Section 67(e)(1) allows estates and non-grantor trusts to deduct costs paid or incurred in connection with the administration of the estate or trust and which would not have been incurred if the property were not held in such estate or trust. Section 67(g), added to the Code by the Tax Cuts and Jobs Act, eliminated the deduction for miscellaneous itemized deductions for any taxable year beginning after Dec. 31, 2017 (and before Jan. 1, 2026). The implications of this change for individual taxpayers were clear, i.e., the expenses were no longer deductible. However, the implications for estates and non-grantor trusts were not so clear. That’s because, under section 67(e), the adjusted gross income of an estate or trust is computed in the same manner as that of an individual. Therefore, if the miscellaneous deductions were now eliminated for individuals, would they also be eliminated for estates and non-grantor trusts?
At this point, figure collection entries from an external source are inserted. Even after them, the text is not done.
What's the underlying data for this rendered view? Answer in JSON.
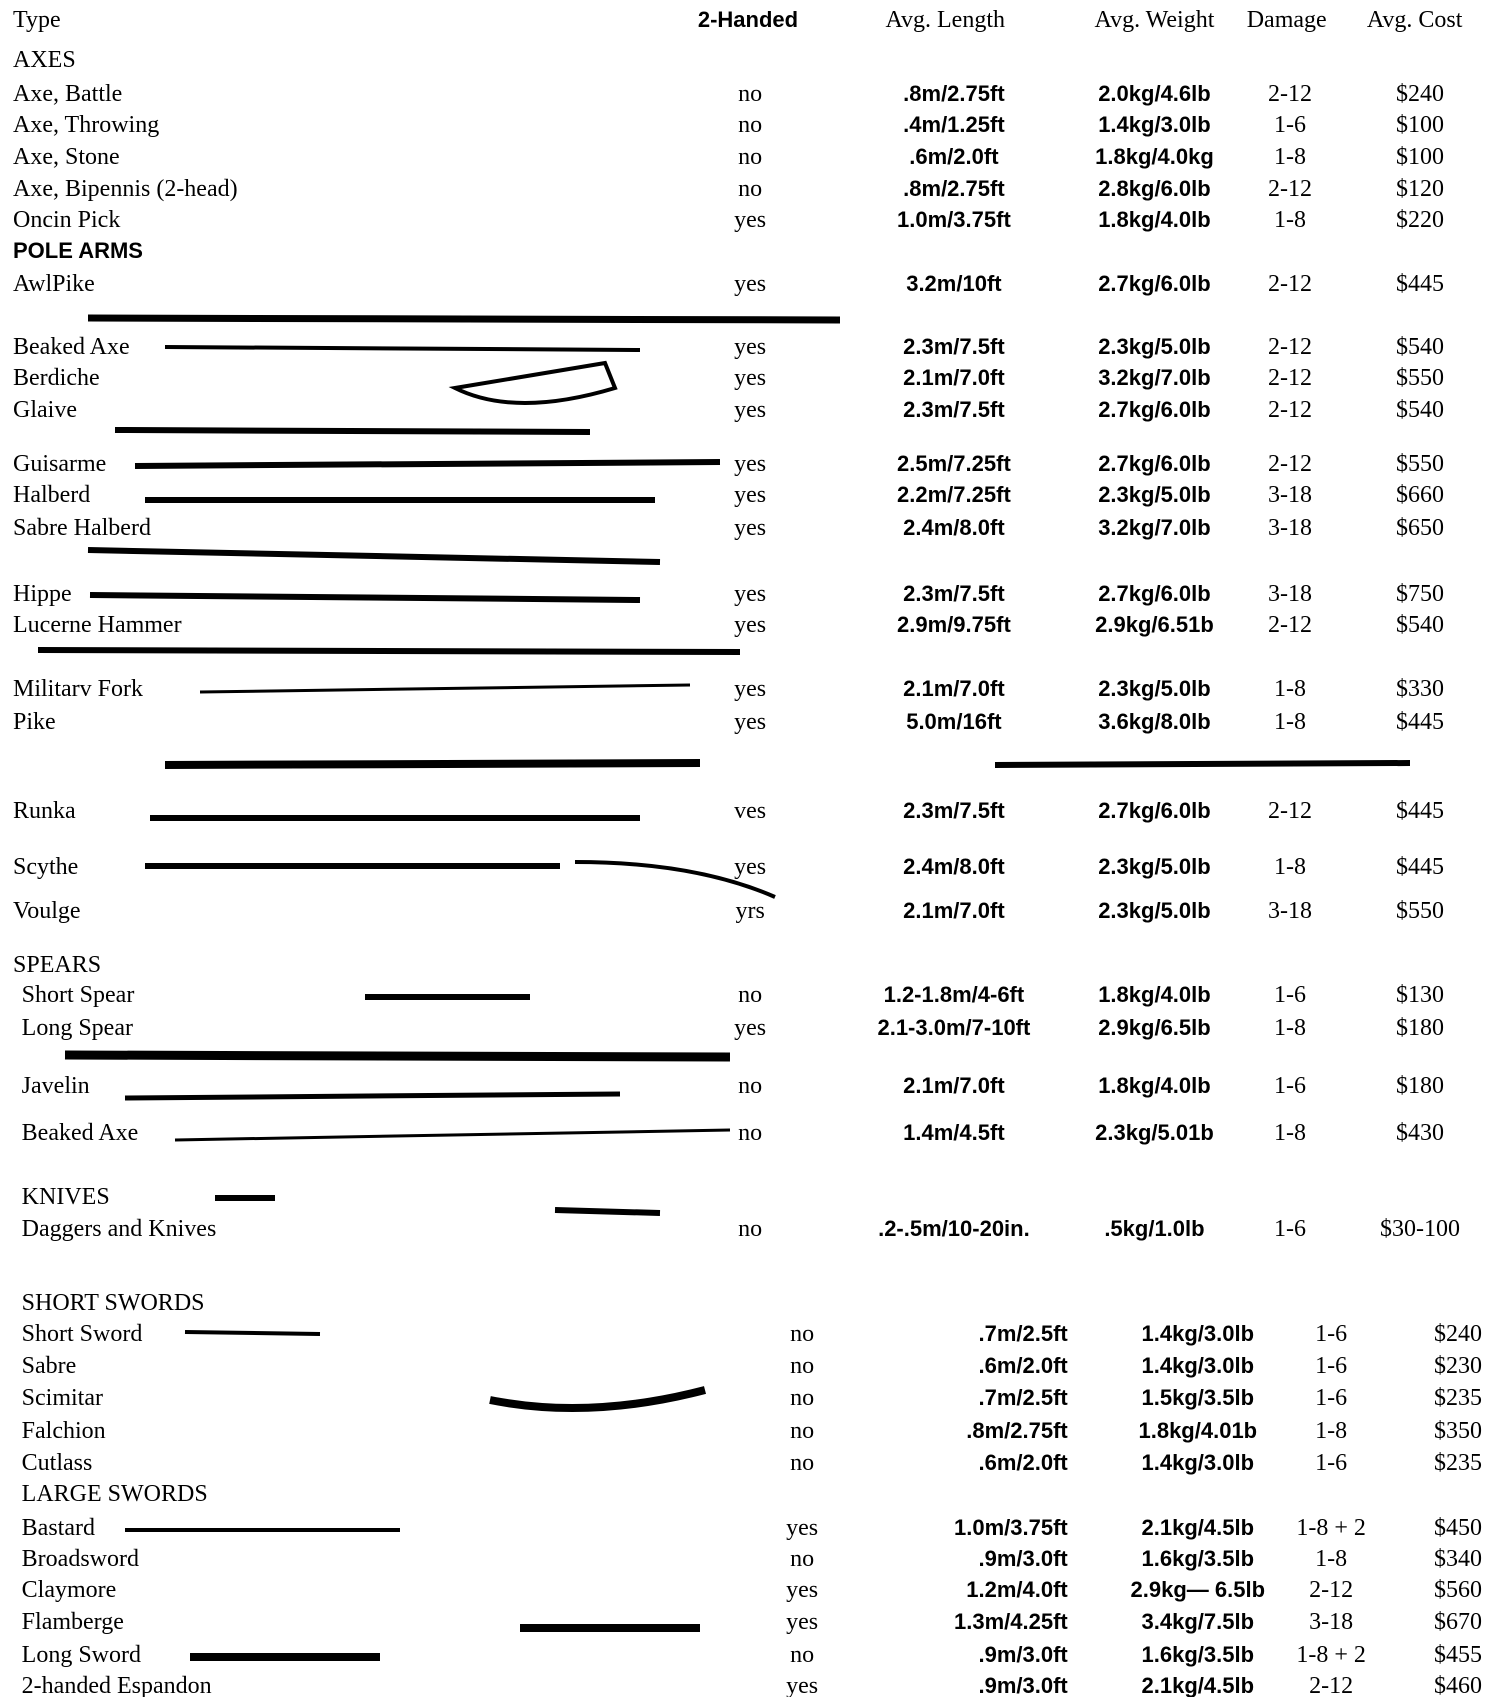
{
  "header": {
    "columns": [
      "Type",
      "2-Handed",
      "Avg. Length",
      "Avg. Weight",
      "Damage",
      "Avg. Cost"
    ]
  },
  "sections": [
    {
      "title": "AXES",
      "rows": [
        [
          "Axe, Battle",
          "no",
          ".8m/2.75ft",
          "2.0kg/4.6lb",
          "2-12",
          "$240"
        ],
        [
          "Axe, Throwing",
          "no",
          ".4m/1.25ft",
          "1.4kg/3.0lb",
          "1-6",
          "$100"
        ],
        [
          "Axe, Stone",
          "no",
          ".6m/2.0ft",
          "1.8kg/4.0kg",
          "1-8",
          "$100"
        ],
        [
          "Axe, Bipennis (2-head)",
          "no",
          ".8m/2.75ft",
          "2.8kg/6.0lb",
          "2-12",
          "$120"
        ],
        [
          "Oncin Pick",
          "yes",
          "1.0m/3.75ft",
          "1.8kg/4.0lb",
          "1-8",
          "$220"
        ]
      ]
    },
    {
      "title": "POLE ARMS",
      "rows": [
        [
          "AwlPike",
          "yes",
          "3.2m/10ft",
          "2.7kg/6.0lb",
          "2-12",
          "$445"
        ],
        [
          "Beaked Axe",
          "yes",
          "2.3m/7.5ft",
          "2.3kg/5.0lb",
          "2-12",
          "$540"
        ],
        [
          "Berdiche",
          "yes",
          "2.1m/7.0ft",
          "3.2kg/7.0lb",
          "2-12",
          "$550"
        ],
        [
          "Glaive",
          "yes",
          "2.3m/7.5ft",
          "2.7kg/6.0lb",
          "2-12",
          "$540"
        ],
        [
          "Guisarme",
          "yes",
          "2.5m/7.25ft",
          "2.7kg/6.0lb",
          "2-12",
          "$550"
        ],
        [
          "Halberd",
          "yes",
          "2.2m/7.25ft",
          "2.3kg/5.0lb",
          "3-18",
          "$660"
        ],
        [
          "Sabre Halberd",
          "yes",
          "2.4m/8.0ft",
          "3.2kg/7.0lb",
          "3-18",
          "$650"
        ],
        [
          "Hippe",
          "yes",
          "2.3m/7.5ft",
          "2.7kg/6.0lb",
          "3-18",
          "$750"
        ],
        [
          "Lucerne Hammer",
          "yes",
          "2.9m/9.75ft",
          "2.9kg/6.51b",
          "2-12",
          "$540"
        ],
        [
          "Militarv Fork",
          "yes",
          "2.1m/7.0ft",
          "2.3kg/5.0lb",
          "1-8",
          "$330"
        ],
        [
          "Pike",
          "yes",
          "5.0m/16ft",
          "3.6kg/8.0lb",
          "1-8",
          "$445"
        ],
        [
          "Runka",
          "ves",
          "2.3m/7.5ft",
          "2.7kg/6.0lb",
          "2-12",
          "$445"
        ],
        [
          "Scythe",
          "yes",
          "2.4m/8.0ft",
          "2.3kg/5.0lb",
          "1-8",
          "$445"
        ],
        [
          "Voulge",
          "yrs",
          "2.1m/7.0ft",
          "2.3kg/5.0lb",
          "3-18",
          "$550"
        ]
      ]
    },
    {
      "title": "SPEARS",
      "rows": [
        [
          "Short Spear",
          "no",
          "1.2-1.8m/4-6ft",
          "1.8kg/4.0lb",
          "1-6",
          "$130"
        ],
        [
          "Long Spear",
          "yes",
          "2.1-3.0m/7-10ft",
          "2.9kg/6.5lb",
          "1-8",
          "$180"
        ],
        [
          "Javelin",
          "no",
          "2.1m/7.0ft",
          "1.8kg/4.0lb",
          "1-6",
          "$180"
        ],
        [
          "Beaked Axe",
          "no",
          "1.4m/4.5ft",
          "2.3kg/5.01b",
          "1-8",
          "$430"
        ]
      ]
    },
    {
      "title": "KNIVES",
      "rows": [
        [
          "Daggers and Knives",
          "no",
          ".2-.5m/10-20in.",
          ".5kg/1.0lb",
          "1-6",
          "$30-100"
        ]
      ]
    },
    {
      "title": "SHORT SWORDS",
      "rows": [
        [
          "Short Sword",
          "no",
          ".7m/2.5ft",
          "1.4kg/3.0lb",
          "1-6",
          "$240"
        ],
        [
          "Sabre",
          "no",
          ".6m/2.0ft",
          "1.4kg/3.0lb",
          "1-6",
          "$230"
        ],
        [
          "Scimitar",
          "no",
          ".7m/2.5ft",
          "1.5kg/3.5lb",
          "1-6",
          "$235"
        ],
        [
          "Falchion",
          "no",
          ".8m/2.75ft",
          "1.8kg/4.01b",
          "1-8",
          "$350"
        ],
        [
          "Cutlass",
          "no",
          ".6m/2.0ft",
          "1.4kg/3.0lb",
          "1-6",
          "$235"
        ]
      ]
    },
    {
      "title": "LARGE SWORDS",
      "rows": [
        [
          "Bastard",
          "yes",
          "1.0m/3.75ft",
          "2.1kg/4.5lb",
          "1-8 + 2",
          "$450"
        ],
        [
          "Broadsword",
          "no",
          ".9m/3.0ft",
          "1.6kg/3.5lb",
          "1-8",
          "$340"
        ],
        [
          "Claymore",
          "yes",
          "1.2m/4.0ft",
          "2.9kg— 6.5lb",
          "2-12",
          "$560"
        ],
        [
          "Flamberge",
          "yes",
          "1.3m/4.25ft",
          "3.4kg/7.5lb",
          "3-18",
          "$670"
        ],
        [
          "Long Sword",
          "no",
          ".9m/3.0ft",
          "1.6kg/3.5lb",
          "1-8 + 2",
          "$455"
        ],
        [
          "2-handed Espandon",
          "yes",
          ".9m/3.0ft",
          "2.1kg/4.5lb",
          "2-12",
          "$460"
        ]
      ]
    }
  ]
}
Miscellaneous itemized deductions
Treasury and the IRS now say that section 67(g) would not eliminate those deductions by estates and non-grantor trusts. Tracing through the provisions and definitions in the applicable subsections of section 67, they note that the suspension of the deductibility of miscellaneous itemized deductions does not affect the deductibility of payments which would not have been incurred if the property were not held in an estate or trust. However, an expense that commonly or customarily would be incurred by an individual (including the appropriate portion of a bundled fee) is affected by section 67(g) and thus is not deductible to the estate or non-grantor trust during the suspension of miscellaneous itemized deductions.
The Treasury Department and the IRS intend to issue regulations clarifying that estates and non-grantor trusts may continue to deduct expenses which would not have been incurred if the property were not held in an estate or trust in determining the estate or non-grantor trust’s adjusted gross income during taxable years 2018-2025.
Final year excess deductions
The Treasury Department and the IRS will also address some concerns that the enactment of section 67(g) will affect a beneficiary’s ability to deduct expenses that would not have been incurred if the property were not held in an estate or trust upon the termination of the trust or estate as provided in section 642(h). The Notice explains that excess miscellaneous itemized deductions under section 642(h)(2) will be suspended for tax years beginning after Dec. 31, 2017. The deductibility of net operating losses, capital loss carryforwards, and charitable contributions under 642(h)(1) and 642(c) will not be limited by the new section 67(g).
This notice is effective July 13, 2018. Estates and non-grantor trusts may rely on this notice for taxable years beginning after Dec. 31, 2017.